Et, doucement, sur la pointe du pied, franchissant les quelques marches qui le séparaient du palier, il vint appliquer son oreille sur la porte.

Il lui sembla entendre un bruit.

Il écouta plus attentivement encore.

Le bruit continuait dans la chambre et, sous la porte filtrait un rayon de lumière. À coup sûr Soufflard était rentré avant leur arrivée.

Frapper à la porte, c’était lui donner le temps de prendre une arme et de se mettre en défense. – Il fallait le surprendre en tombant sur lui rapide comme la foudre.

L’Écureuil examina bien la porte et la serrure. Comme dans toutes les masures de ce genre, c’était de la pacotille qui ne pouvait offrir aucune résistance bien sérieuse.

Il tira de sa poche une paire de pistolets dont il arma chacune de ses mains.

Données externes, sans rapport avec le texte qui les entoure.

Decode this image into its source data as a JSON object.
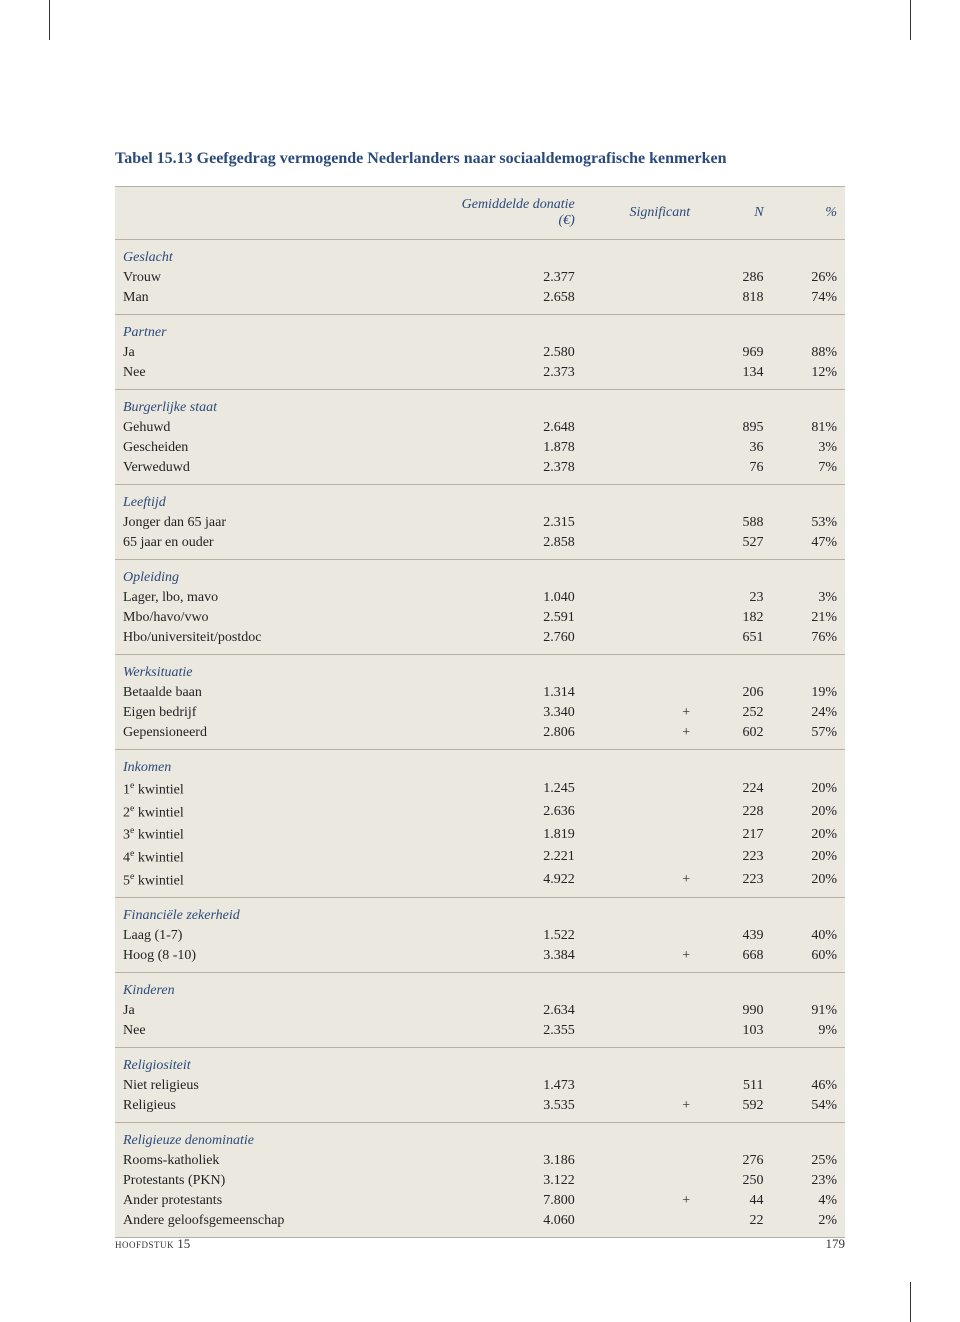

Puis soulevant un genou, il l’appuya sans bruit à la hauteur de la serrure et, avec cette force herculéenne dont il était doué, il donna une subite poussée et fit éclater la ferrure de la porte, qui s’ouvrit brusquement.

En même temps qu’un cri de frayeur lui répondait de l’intérieur, l’Écureuil bondissait dans la chambre ses pistolets aux poings.

– Soufflard, je t’arr…

Il n’acheva pas sa phrase et resta bouche béante en reconnaissant l’habitant du logis.

L’Écureuil se trouvait devant Alliette.